Ever since the nation’s most notorious sex offender had the bright idea to play records nearly simultaneously, DJing has become the last bastion of the snob. For reasons that’ll never be made entirely clear, there are people out there who want DJing to be difficult and exclusive, who want it to be an activity imbued with the kind of significance reserved for neurologists and chip shop owners. These people—the loudmouthed pub bores of club culture, all cider-breath and fag-ash beards—are the people who’ll snidely tell you that the things you enjoy aren’t good like you think. They’ll sit there, gut busting through their vintage Tresor t-shirt, stinking to the high heavens of self-regard, and tell you, with a straight face, that “real DJs” don’t use USB sticks. These are the lumbering authentocrats of club culture and they must be stopped.

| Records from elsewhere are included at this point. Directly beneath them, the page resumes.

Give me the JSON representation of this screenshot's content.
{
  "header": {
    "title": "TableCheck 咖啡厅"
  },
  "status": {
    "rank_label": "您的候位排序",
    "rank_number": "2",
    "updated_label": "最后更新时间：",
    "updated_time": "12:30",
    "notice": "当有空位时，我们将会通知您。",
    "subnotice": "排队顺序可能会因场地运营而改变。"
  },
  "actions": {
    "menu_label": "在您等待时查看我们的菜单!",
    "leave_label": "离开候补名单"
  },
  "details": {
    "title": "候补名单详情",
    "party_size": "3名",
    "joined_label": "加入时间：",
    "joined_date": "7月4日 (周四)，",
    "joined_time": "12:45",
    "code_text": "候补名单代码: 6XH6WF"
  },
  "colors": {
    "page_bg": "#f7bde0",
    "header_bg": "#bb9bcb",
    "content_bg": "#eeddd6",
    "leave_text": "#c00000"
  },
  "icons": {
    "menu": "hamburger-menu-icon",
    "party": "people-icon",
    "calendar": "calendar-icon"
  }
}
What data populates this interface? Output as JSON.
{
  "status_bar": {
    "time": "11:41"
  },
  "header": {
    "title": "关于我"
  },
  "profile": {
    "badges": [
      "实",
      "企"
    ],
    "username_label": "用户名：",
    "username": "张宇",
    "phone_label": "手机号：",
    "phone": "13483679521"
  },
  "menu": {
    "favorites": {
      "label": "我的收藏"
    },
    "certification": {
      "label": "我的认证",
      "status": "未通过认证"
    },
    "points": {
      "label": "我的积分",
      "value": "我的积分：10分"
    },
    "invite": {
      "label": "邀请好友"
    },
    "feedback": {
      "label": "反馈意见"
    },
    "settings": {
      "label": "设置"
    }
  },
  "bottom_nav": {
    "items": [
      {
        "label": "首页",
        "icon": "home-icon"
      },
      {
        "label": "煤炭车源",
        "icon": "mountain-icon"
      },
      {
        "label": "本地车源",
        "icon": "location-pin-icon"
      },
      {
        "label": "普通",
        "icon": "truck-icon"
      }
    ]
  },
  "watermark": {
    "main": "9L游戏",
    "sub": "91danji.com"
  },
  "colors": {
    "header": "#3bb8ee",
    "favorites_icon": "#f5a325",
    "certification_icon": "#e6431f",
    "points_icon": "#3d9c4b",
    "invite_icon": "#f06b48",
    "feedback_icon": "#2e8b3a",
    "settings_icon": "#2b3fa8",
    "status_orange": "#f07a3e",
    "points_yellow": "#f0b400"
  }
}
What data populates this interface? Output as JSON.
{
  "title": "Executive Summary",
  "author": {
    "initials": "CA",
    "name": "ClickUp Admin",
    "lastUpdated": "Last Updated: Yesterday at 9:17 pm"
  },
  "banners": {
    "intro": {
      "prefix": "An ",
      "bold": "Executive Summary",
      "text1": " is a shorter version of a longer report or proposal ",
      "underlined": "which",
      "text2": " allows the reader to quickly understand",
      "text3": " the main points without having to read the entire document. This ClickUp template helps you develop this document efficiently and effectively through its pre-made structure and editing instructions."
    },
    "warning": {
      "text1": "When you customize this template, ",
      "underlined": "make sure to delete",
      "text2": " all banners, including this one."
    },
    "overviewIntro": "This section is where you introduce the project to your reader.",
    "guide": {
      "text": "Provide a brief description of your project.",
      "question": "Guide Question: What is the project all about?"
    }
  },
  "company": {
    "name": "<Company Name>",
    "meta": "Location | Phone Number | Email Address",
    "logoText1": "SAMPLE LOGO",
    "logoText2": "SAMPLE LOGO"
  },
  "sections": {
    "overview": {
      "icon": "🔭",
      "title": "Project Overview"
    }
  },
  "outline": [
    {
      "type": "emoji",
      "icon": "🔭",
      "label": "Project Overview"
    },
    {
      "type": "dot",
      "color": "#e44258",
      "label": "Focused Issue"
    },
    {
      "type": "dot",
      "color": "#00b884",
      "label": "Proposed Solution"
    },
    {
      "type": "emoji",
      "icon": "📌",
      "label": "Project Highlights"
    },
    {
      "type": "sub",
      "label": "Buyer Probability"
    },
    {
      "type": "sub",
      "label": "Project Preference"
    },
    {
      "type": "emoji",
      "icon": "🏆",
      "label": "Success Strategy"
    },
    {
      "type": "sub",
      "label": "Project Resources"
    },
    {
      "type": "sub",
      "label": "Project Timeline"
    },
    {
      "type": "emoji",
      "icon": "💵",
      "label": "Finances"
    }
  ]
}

Still, not wishing to be as domineeringly prescriptive as characters sketched above, we sat back and had a proper think about the pros and cons of the most common formats that DJs DJ with and decided to settle the debate once and for all by delving deep into that most pressing of issues: what does your preferred format of DJing say about you? The results might shock you.
1. CDs
You like to play music to people.
2. Using Your Mum’s Old Cassette Deck
You like to play music to people.
3. Vinyl
You like to play music to people.
4. Off an iPhone
You like to play music to people.
5. Using a Rotary Mixer that You Don’t Really Know How to Use
You like to play music to people.
6. USB
You like to play music to people.
7. Through the Mouth of a Ventriloquist’s Doll
You like to play music to people.
8. Drunkenly Using Youtube to Try and Sync Two Moodymann Tracks Together, While Some Fucked Lad You’ve Never Met Before Keeps Shouting “Paleman! Beezledub!” At You
You like to play music to people.
9. With the Assistance of a Series of Vintage Car Horns
You like to play music to people.
10. Live Bongo Set
You hate music and you hate people too.
That’s that sorted then. Cheers everyone!